Currently, the most informative tests for the occurrence of infection in the fetus are the determination of levels of proinflammatory cytokines in the peripheral blood or il-6 in the mucus of the cervical canal, which increase 2-5 weeks before premature birth. The determination of fibronectin also has prognostic significance. If the level of fibronectin in the discharge of the cervical canal is higher than 27% during premature rupture of membranes, this indicates intrauterine infection.

In case of PRROM, it is necessary to decide on the use of tocolytic therapy, prevention of distress syndrome with glucocorticoids and the use of antibiotics.

Tocolytic therapy may be prescribed to a pregnant woman with PROM in case of threatened and beginning premature labor to prevent respiratory distress syndrome for 48-72 hours, then tocolytic therapy is discontinued and observation continues.
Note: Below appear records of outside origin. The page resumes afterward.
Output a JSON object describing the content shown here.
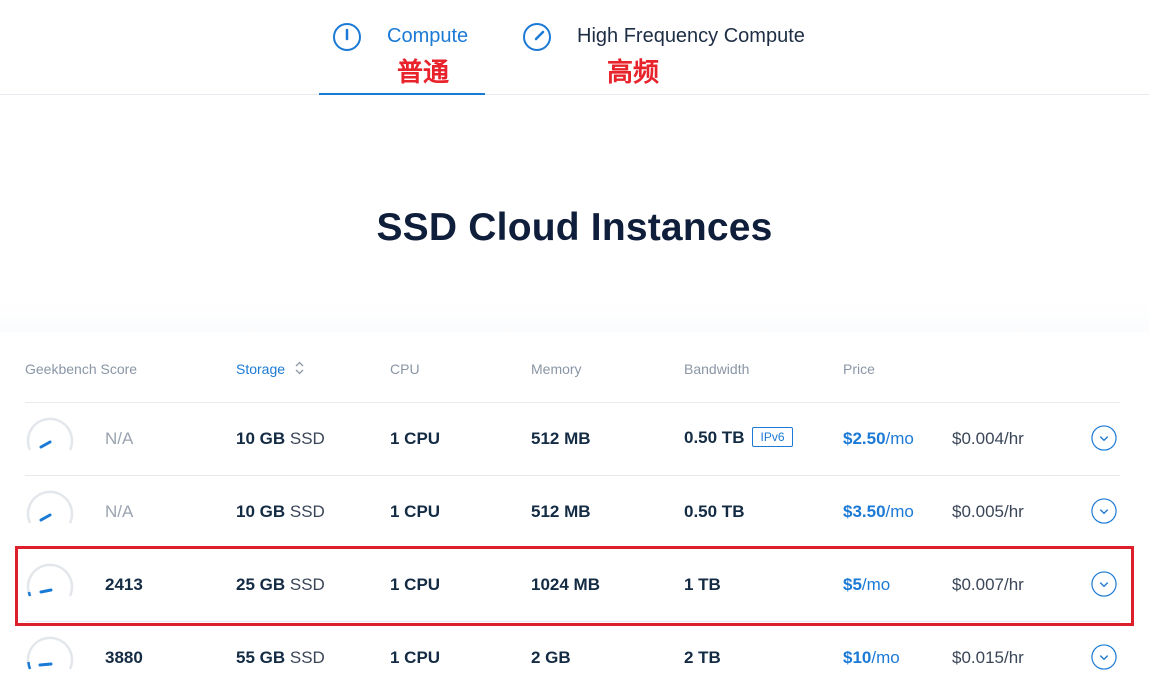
{
  "tabs": [
    {
      "label": "Compute",
      "annotation": "普通",
      "active": true
    },
    {
      "label": "High Frequency Compute",
      "annotation": "高频",
      "active": false
    }
  ],
  "title": "SSD Cloud Instances",
  "columns": {
    "geekbench": "Geekbench Score",
    "storage": "Storage",
    "cpu": "CPU",
    "memory": "Memory",
    "bandwidth": "Bandwidth",
    "price": "Price"
  },
  "rows": [
    {
      "score": "N/A",
      "storage_num": "10 GB",
      "storage_unit": "SSD",
      "cpu": "1 CPU",
      "memory": "512 MB",
      "bandwidth": "0.50 TB",
      "badge": "IPv6",
      "price_num": "$2.50",
      "price_unit": "/mo",
      "hourly": "$0.004/hr"
    },
    {
      "score": "N/A",
      "storage_num": "10 GB",
      "storage_unit": "SSD",
      "cpu": "1 CPU",
      "memory": "512 MB",
      "bandwidth": "0.50 TB",
      "badge": "",
      "price_num": "$3.50",
      "price_unit": "/mo",
      "hourly": "$0.005/hr"
    },
    {
      "score": "2413",
      "storage_num": "25 GB",
      "storage_unit": "SSD",
      "cpu": "1 CPU",
      "memory": "1024 MB",
      "bandwidth": "1 TB",
      "badge": "",
      "price_num": "$5",
      "price_unit": "/mo",
      "hourly": "$0.007/hr"
    },
    {
      "score": "3880",
      "storage_num": "55 GB",
      "storage_unit": "SSD",
      "cpu": "1 CPU",
      "memory": "2 GB",
      "bandwidth": "2 TB",
      "badge": "",
      "price_num": "$10",
      "price_unit": "/mo",
      "hourly": "$0.015/hr"
    }
  ],
  "colors": {
    "accent": "#1b7ad6",
    "highlight": "#dc1f2a",
    "title": "#0f1e3a"
  },
  "icons": {
    "compute": "gauge-low-icon",
    "high_frequency": "gauge-high-icon",
    "sort": "sort-arrows-icon",
    "expand": "chevron-down-circle-icon"
  }
}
In case of the onset of labor, it is no longer suppressed.

The use of glucocorticoids for the prevention of respiratory distress syndrome is one of the difficult issues in PROM and preterm pregnancy, since their use can increase the risk of infectious complications in the mother and fetus. Experience shows that the use of glucocorticoids for the prevention of respiratory distress syndrome should be used before 34 weeks of pregnancy, which has a favorable effect on perinatal mortality rates in premature infants. However, the risk of infectious complications in the mother increases.

The use of antibiotics in patients with PROM is indicated in pregnant women at risk of infectious complications: those taking glucocorticoids for a long time, with isthmic-cervical insufficiency, pregnant women with anemia, pyelonephritis, etc., chronic infections, as well as patients who have had several vaginal examinations due to the obstetric situation even in the absence of signs of infection. For all others, antibiotics should be prescribed at the appearance of the slightest signs of infection, a hormonal background should be created with subsequent labor induction.

Causes of premature birth

Due to the peculiarities of obstetric tactics and different outcomes of labor for the fetus, we consider it appropriate to divide premature births into three periods taking into account the gestational age: premature birth at 22-27 weeks; premature birth at 28-33 weeks; premature birth at 34-37 weeks of gestation.
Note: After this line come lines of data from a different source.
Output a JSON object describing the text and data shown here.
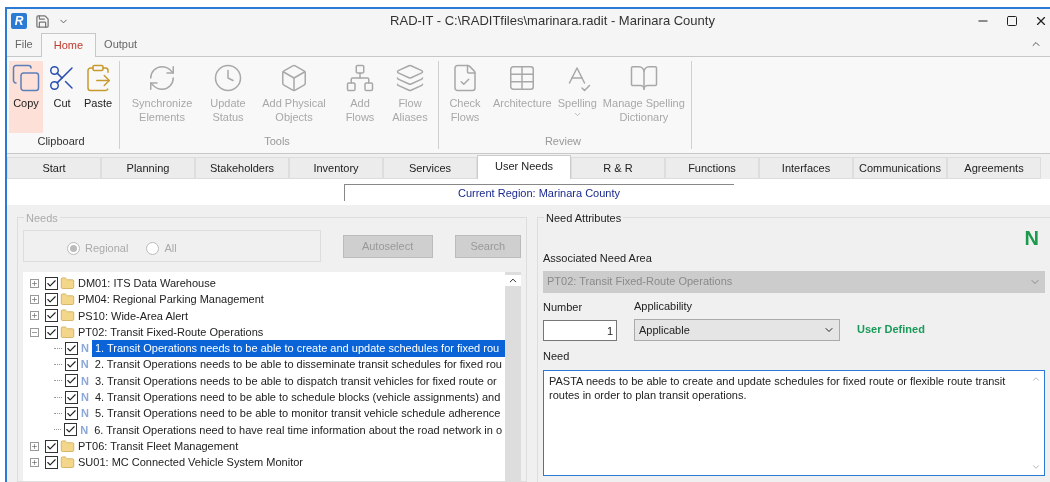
{
  "window": {
    "title": "RAD-IT - C:\\RADITfiles\\marinara.radit - Marinara County",
    "app_letter": "R"
  },
  "ribbon_tabs": [
    {
      "label": "File",
      "selected": false
    },
    {
      "label": "Home",
      "selected": true
    },
    {
      "label": "Output",
      "selected": false
    }
  ],
  "ribbon_groups": [
    {
      "label": "Clipboard",
      "items": [
        {
          "kind": "copy",
          "label": "Copy",
          "disabled": false,
          "selected": true
        },
        {
          "kind": "cut",
          "label": "Cut",
          "disabled": false,
          "selected": false
        },
        {
          "kind": "paste",
          "label": "Paste",
          "disabled": false,
          "selected": false
        }
      ]
    },
    {
      "label": "Tools",
      "items": [
        {
          "kind": "sync",
          "label": "Synchronize Elements",
          "disabled": true,
          "selected": false
        },
        {
          "kind": "clock",
          "label": "Update Status",
          "disabled": true,
          "selected": false
        },
        {
          "kind": "cube",
          "label": "Add Physical Objects",
          "disabled": true,
          "selected": false
        },
        {
          "kind": "flows",
          "label": "Add Flows",
          "disabled": true,
          "selected": false
        },
        {
          "kind": "aliases",
          "label": "Flow Aliases",
          "disabled": true,
          "selected": false
        }
      ]
    },
    {
      "label": "Review",
      "items": [
        {
          "kind": "check",
          "label": "Check Flows",
          "disabled": true,
          "selected": false
        },
        {
          "kind": "arch",
          "label": "Architecture",
          "disabled": true,
          "selected": false
        },
        {
          "kind": "spell",
          "label": "Spelling",
          "disabled": true,
          "selected": false
        },
        {
          "kind": "book",
          "label": "Manage Spelling Dictionary",
          "disabled": true,
          "selected": false
        }
      ]
    }
  ],
  "main_tabs": [
    {
      "label": "Start",
      "selected": false
    },
    {
      "label": "Planning",
      "selected": false
    },
    {
      "label": "Stakeholders",
      "selected": false
    },
    {
      "label": "Inventory",
      "selected": false
    },
    {
      "label": "Services",
      "selected": false
    },
    {
      "label": "User Needs",
      "selected": true
    },
    {
      "label": "R & R",
      "selected": false
    },
    {
      "label": "Functions",
      "selected": false
    },
    {
      "label": "Interfaces",
      "selected": false
    },
    {
      "label": "Communications",
      "selected": false
    },
    {
      "label": "Agreements",
      "selected": false
    }
  ],
  "current_region": "Current Region: Marinara County",
  "needs": {
    "title": "Needs",
    "radios": [
      {
        "label": "Regional",
        "selected": true
      },
      {
        "label": "All",
        "selected": false
      }
    ],
    "buttons": [
      {
        "label": "Autoselect",
        "disabled": true
      },
      {
        "label": "Search",
        "disabled": true
      }
    ],
    "tree": [
      {
        "label": "DM01: ITS Data Warehouse",
        "checked": true,
        "expanded": false,
        "selected": false
      },
      {
        "label": "PM04: Regional Parking Management",
        "checked": true,
        "expanded": false,
        "selected": false
      },
      {
        "label": "PS10: Wide-Area Alert",
        "checked": true,
        "expanded": false,
        "selected": false
      },
      {
        "label": "PT02: Transit Fixed-Route Operations",
        "checked": true,
        "expanded": true,
        "selected": false,
        "children": [
          {
            "marker": "N",
            "label": "1. Transit Operations needs to be able to create and update schedules for fixed rou",
            "checked": true,
            "selected": true
          },
          {
            "marker": "N",
            "label": "2. Transit Operations needs to be able to disseminate transit schedules for fixed rou",
            "checked": true,
            "selected": false
          },
          {
            "marker": "N",
            "label": "3. Transit Operations needs to be able to dispatch transit vehicles for fixed route or",
            "checked": true,
            "selected": false
          },
          {
            "marker": "N",
            "label": "4. Transit Operations need to be able to schedule blocks (vehicle assignments) and",
            "checked": true,
            "selected": false
          },
          {
            "marker": "N",
            "label": "5. Transit Operations need to be able to monitor transit vehicle schedule adherence",
            "checked": true,
            "selected": false
          },
          {
            "marker": "N",
            "label": "6. Transit Operations need to have real time information about the road network in o",
            "checked": true,
            "selected": false
          }
        ]
      },
      {
        "label": "PT06: Transit Fleet Management",
        "checked": true,
        "expanded": false,
        "selected": false
      },
      {
        "label": "SU01: MC Connected Vehicle System Monitor",
        "checked": true,
        "expanded": false,
        "selected": false
      }
    ]
  },
  "attributes": {
    "title": "Need Attributes",
    "badge": "N",
    "area_label": "Associated Need Area",
    "area_value": "PT02: Transit Fixed-Route Operations",
    "number_label": "Number",
    "number_value": "1",
    "applicability_label": "Applicability",
    "applicability_value": "Applicable",
    "status": "User Defined",
    "need_label": "Need",
    "need_value": "PASTA needs to be able to create and update schedules for fixed route or flexible route transit routes in order to plan transit operations."
  }
}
According to some data, premature births at 22-27 weeks (fetal weight from 500 to 1000 g) are most often caused by isthmic-cervical insufficiency, infection of the lower pole of the fetal bladder and its premature rupture. Therefore, in this group of women, as a rule, there are few primigravidas. The presence of infection in the genital tract excludes the possibility of prolonging pregnancy in most pregnant women. The lungs of the fetus are immature and it is not possible to accelerate their maturation by prescribing medications to the mother in a short period of time. In this regard, the outcome for the fetus in this group is the most unfavorable. Perintal mortality and morbidity are extremely high.
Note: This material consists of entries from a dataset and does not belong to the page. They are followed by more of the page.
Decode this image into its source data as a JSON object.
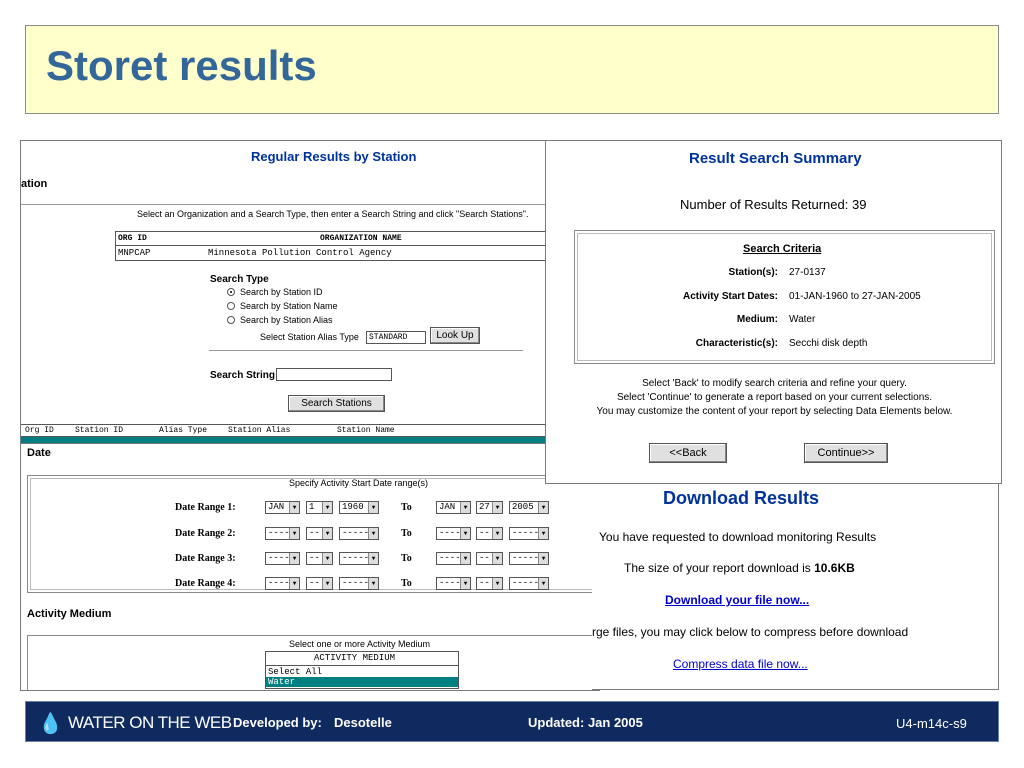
{
  "slide": {
    "title": "Storet results",
    "footer": {
      "logo_text": "WATER ON THE WEB",
      "developed_label": "Developed by:",
      "developed_value": "Desotelle",
      "updated": "Updated: Jan 2005",
      "slide_id": "U4-m14c-s9"
    }
  },
  "station_page": {
    "header": "Regular Results by Station",
    "section_label": "ation",
    "instruction": "Select an Organization and a Search Type, then enter a Search String and click \"Search Stations\".",
    "org_table": {
      "headers": [
        "ORG ID",
        "ORGANIZATION NAME"
      ],
      "row": [
        "MNPCAP",
        "Minnesota Pollution Control Agency"
      ]
    },
    "search_type_label": "Search Type",
    "search_types": [
      "Search by Station ID",
      "Search by Station Name",
      "Search by Station Alias"
    ],
    "alias_type_label": "Select Station Alias Type",
    "alias_type_value": "STANDARD",
    "lookup_button": "Look Up",
    "search_string_label": "Search String",
    "search_string_value": "",
    "search_button": "Search Stations",
    "result_headers": [
      "Org ID",
      "Station ID",
      "Alias Type",
      "Station Alias",
      "Station Name"
    ]
  },
  "date_page": {
    "section_label": "Date",
    "instruction": "Specify Activity Start Date range(s)",
    "ranges": [
      {
        "label": "Date Range 1:",
        "from": [
          "JAN",
          "1",
          "1960"
        ],
        "to_label": "To",
        "to": [
          "JAN",
          "27",
          "2005"
        ]
      },
      {
        "label": "Date Range 2:",
        "from": [
          "----",
          "--",
          "-----"
        ],
        "to_label": "To",
        "to": [
          "----",
          "--",
          "-----"
        ]
      },
      {
        "label": "Date Range 3:",
        "from": [
          "----",
          "--",
          "-----"
        ],
        "to_label": "To",
        "to": [
          "----",
          "--",
          "-----"
        ]
      },
      {
        "label": "Date Range 4:",
        "from": [
          "----",
          "--",
          "-----"
        ],
        "to_label": "To",
        "to": [
          "----",
          "--",
          "-----"
        ]
      }
    ],
    "medium_label": "Activity Medium",
    "medium_instruction": "Select one or more Activity Medium",
    "medium_header": "ACTIVITY MEDIUM",
    "medium_options": [
      "Select All",
      "Water"
    ]
  },
  "summary_page": {
    "title": "Result Search Summary",
    "count_text": "Number of Results Returned: 39",
    "criteria_title": "Search Criteria",
    "criteria": [
      {
        "label": "Station(s):",
        "value": "27-0137"
      },
      {
        "label": "Activity Start Dates:",
        "value": "01-JAN-1960 to 27-JAN-2005"
      },
      {
        "label": "Medium:",
        "value": "Water"
      },
      {
        "label": "Characteristic(s):",
        "value": "Secchi disk depth"
      }
    ],
    "help_lines": [
      "Select 'Back' to modify search criteria and refine your query.",
      "Select 'Continue' to generate a report based on your current selections.",
      "You may customize the content of your report by selecting Data Elements below."
    ],
    "back_button": "<<Back",
    "continue_button": "Continue>>"
  },
  "download_page": {
    "title": "Download Results",
    "line1": "You have requested to download monitoring Results",
    "size_text": "The size of your report download is",
    "size_value": "10.6KB",
    "download_link": "Download your file now...",
    "compress_text": "rge files, you may click below to compress before download",
    "compress_link": "Compress data file now..."
  },
  "colors": {
    "title": "#336699",
    "title_bg": "#ffffcc",
    "footer_bg": "#0f2a5e",
    "header_blue": "#003399",
    "teal": "#008080",
    "link": "#0000cc"
  }
}
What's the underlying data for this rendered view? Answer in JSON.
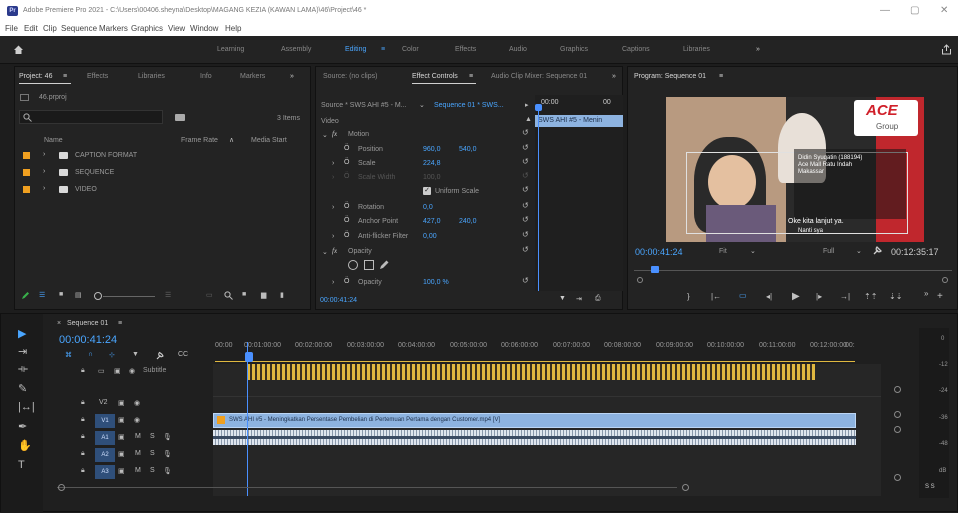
{
  "window": {
    "title": "Adobe Premiere Pro 2021 - C:\\Users\\00406.sheyna\\Desktop\\MAGANG KEZIA (KAWAN LAMA)\\46\\Project\\46 *",
    "minimize": "—",
    "maximize": "▢",
    "close": "✕"
  },
  "menu": [
    "File",
    "Edit",
    "Clip",
    "Sequence",
    "Markers",
    "Graphics",
    "View",
    "Window",
    "Help"
  ],
  "workspaces": [
    "Learning",
    "Assembly",
    "Editing",
    "Color",
    "Effects",
    "Audio",
    "Graphics",
    "Captions",
    "Libraries",
    "»"
  ],
  "workspace_active": "Editing",
  "project_panel": {
    "tabs": [
      "Project: 46",
      "Effects",
      "Libraries",
      "Info",
      "Markers",
      "»"
    ],
    "file": "46.prproj",
    "item_count": "3 Items",
    "col_name": "Name",
    "col_framerate": "Frame Rate",
    "col_mediastart": "Media Start",
    "items": [
      "CAPTION FORMAT",
      "SEQUENCE",
      "VIDEO"
    ]
  },
  "effect_controls": {
    "tabs": [
      "Source: (no clips)",
      "Effect Controls",
      "Audio Clip Mixer: Sequence 01",
      "»"
    ],
    "source": "Source * SWS AHI #5 - M...",
    "sequence": "Sequence 01 * SWS...",
    "clip_label": "SWS AHI #5 - Menin",
    "mini_time": "00:00",
    "section_video": "Video",
    "motion": "Motion",
    "position": "Position",
    "position_x": "960,0",
    "position_y": "540,0",
    "scale": "Scale",
    "scale_val": "224,8",
    "scale_width": "Scale Width",
    "scale_width_val": "100,0",
    "uniform_scale": "Uniform Scale",
    "rotation": "Rotation",
    "rotation_val": "0,0",
    "anchor_point": "Anchor Point",
    "anchor_x": "427,0",
    "anchor_y": "240,0",
    "anti_flicker": "Anti-flicker Filter",
    "anti_flicker_val": "0,00",
    "opacity_section": "Opacity",
    "opacity": "Opacity",
    "opacity_val": "100,0 %",
    "timecode": "00:00:41:24"
  },
  "program_monitor": {
    "tab": "Program: Sequence 01",
    "timecode": "00:00:41:24",
    "fit": "Fit",
    "quality": "Full",
    "duration": "00:12:35:17",
    "logo": "ACE",
    "logo_sub": "Group",
    "caption": "Oke kita lanjut ya.",
    "caption_sub": "Nanti sya",
    "info_name": "Didin Syuqatin (188194)",
    "info_role": "Ace Mall Ratu Indah",
    "info_city": "Makassar"
  },
  "timeline": {
    "tab": "Sequence 01",
    "timecode": "00:00:41:24",
    "ruler": [
      "00:00",
      "00:01:00:00",
      "00:02:00:00",
      "00:03:00:00",
      "00:04:00:00",
      "00:05:00:00",
      "00:06:00:00",
      "00:07:00:00",
      "00:08:00:00",
      "00:09:00:00",
      "00:10:00:00",
      "00:11:00:00",
      "00:12:00:00",
      "00:13:00:0"
    ],
    "tracks": [
      "Subtitle",
      "V2",
      "V1",
      "A1",
      "A2",
      "A3"
    ],
    "video_clip": "SWS AHI #5 - Meningkatkan Persentase Pembelian di Pertemuan Pertama dengan Customer.mp4 [V]",
    "meter_labels": [
      "0",
      "-12",
      "-24",
      "-36",
      "-48",
      "dB"
    ],
    "meter_footer": "S S"
  },
  "colors": {
    "accent": "#4aa6ff",
    "label_orange": "#f0a020",
    "clip_blue": "#8db3e0",
    "caption_bar": "#e0b840",
    "playhead": "#4a90ff"
  }
}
Premature births at 28-33 weeks of gestation (fetal weight 1000-1800 g) are caused by more diverse reasons than earlier premature births. More than 30% of women in this category of births were primigravidas. More than half of the women had the opportunity to use expectant management and prolong pregnancy. Despite the fact that the fetal lungs are still immature, it is possible to achieve their accelerated maturation in 2-3 days by prescribing glucocorticoids. Therefore, the outcome of birth for a fetus of this gestation period is more favorable than in the previous group.

Premature births at 34-37 weeks of gestation (fetal weight 1900-2500 g and more) are caused by even more diverse reasons, the percentage of infected women is much lower than in the previous groups and more than 50% in primigravidas. Most women in this group can use expectant labor management. However, since the fetal lungs are almost mature, there is no need to administer surfactant maturation stimulation agents and prolongation of pregnancy does not significantly change perinatal mortality rates.

The highest percentage of pregnancy terminations occurs between 34 and 37 weeks of pregnancy (55.3%), while between 22 and 27 weeks of pregnancy it is 10 times less frequent (5.7%).